Edmond S… gagna son lit ; ses compagnons s’installèrent comme
ils purent dans la pièce voisine de la chambre à coucher.
Vers
quatre heures du matin, ces derniers furent éveillés par les cris :
« Au secours ! à l’assassin ! à l’assassin ! » proférés
d’une voix étouffée par M. Edmond S… et suivis de profonds
gémissements. Après avoir inutilement frappé à la porte,
intérieurement fermée au verrou, ils l’enfoncèrent et trouvèrent
l’agent d’assurances étendu, presque mourant, sur son lit. Son
visage était contracté et offrait l’image de la plus profonde
terreur. Les volets étaient clos ; rien dans la chambre ne
paraissait dérangé. Lorsque les soins donnés au sieur S… lui
eurent rendu un peu de calme, il raconta qu’il avait été éveillé
par un sentiment de pesanteur sur tout son corps. Alors il aperçut
devant lui un monstre hideux, une sorte de grand singe verdâtre
accroupi, avec un oeil unique et rouge, le regardant d’un air
sinistre. Le fantôme s’était jeté sur lui, avait fouillé
longtemps au fond de sa poitrine en y enfonçant ses ongles aigus,
puis lui avait brûlé les yeux d’un fer rouge et aurait disparu
par une trappe enflammée. Le maître maçon envoya son ouvrier
chercher un médecin. Le messager fut obligé d’aller jusqu’à
Paris pour en ramener un. Le docteur examina le malade, visita sa
chambre et lui dit : — Vous avez été empoisonné par de
l’arséniate de cuivre. Le malade pâlit, ainsi que les deux hommes
qui craignaient d’être accusés de ce crime.
— Le
coupable, continua le médecin, n’est point justiciable des
tribunaux. C’est le papier de votre chambre, il a été préparé
avec du vert de Scheele, qui contient une forte quantité d’arsenic.

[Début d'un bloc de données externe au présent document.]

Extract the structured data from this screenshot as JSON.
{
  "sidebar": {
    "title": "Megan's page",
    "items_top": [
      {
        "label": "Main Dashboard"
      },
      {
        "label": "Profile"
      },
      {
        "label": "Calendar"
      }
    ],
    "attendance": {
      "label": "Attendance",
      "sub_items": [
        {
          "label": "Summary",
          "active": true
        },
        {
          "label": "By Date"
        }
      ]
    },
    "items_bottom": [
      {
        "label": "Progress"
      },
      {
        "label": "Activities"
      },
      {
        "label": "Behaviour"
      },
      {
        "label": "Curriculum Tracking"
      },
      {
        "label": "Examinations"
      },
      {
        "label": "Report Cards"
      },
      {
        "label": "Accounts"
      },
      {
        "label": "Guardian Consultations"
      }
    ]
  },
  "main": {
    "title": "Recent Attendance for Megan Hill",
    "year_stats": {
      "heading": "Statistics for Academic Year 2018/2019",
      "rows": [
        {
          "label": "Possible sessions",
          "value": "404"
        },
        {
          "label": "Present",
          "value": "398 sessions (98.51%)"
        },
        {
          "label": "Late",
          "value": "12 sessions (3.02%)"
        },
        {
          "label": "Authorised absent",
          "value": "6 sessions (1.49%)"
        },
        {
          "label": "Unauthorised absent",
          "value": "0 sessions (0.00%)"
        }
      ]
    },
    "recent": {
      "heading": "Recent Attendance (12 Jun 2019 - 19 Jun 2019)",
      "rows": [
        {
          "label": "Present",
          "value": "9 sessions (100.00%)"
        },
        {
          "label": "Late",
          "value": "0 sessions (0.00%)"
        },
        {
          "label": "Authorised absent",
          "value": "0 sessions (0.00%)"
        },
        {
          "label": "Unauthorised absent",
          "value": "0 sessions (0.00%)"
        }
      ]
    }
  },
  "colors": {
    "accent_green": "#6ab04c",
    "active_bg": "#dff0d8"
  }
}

La tenture déchirée ayant mis à nu ce papier très ancien, on en
fait tomber, comme vous voyez, au moindre mouvement, une poussière
verte qui est empoisonnée. Pendant votre sommeil, cette poussière
presque impalpable s’est introduite par les narines, par les yeux,
par la gorge jusque dans les voies pulmonaires. La suffocation de
votre poitrine et la fièvre de votre cerveau ont enfanté le
cauchemar qui vous a obsédé.
Si
les secours eussent tardé, vous auriez été en danger de mort. Nous
allons voir à vous changer d’air en vous transportant dans une
maison voisine où je vous remettrai promptement sur pied. Dans
l’intervalle, on arrachera le papier vert qu’on brûlera et qu’on
remplacera par un autre, et vous pourrez sans crainte habiter votre
chambre. Une médication énergique a effectivement triomphé de
l’intoxication ; mais le médecin a déclaré au malade qu’il
aurait à souffrir pendant quelques mois d’une conjonction
palpébrale, sorte d’ophtalmie douloureuse et tenace, dont le temps
seul amènerait la guérison.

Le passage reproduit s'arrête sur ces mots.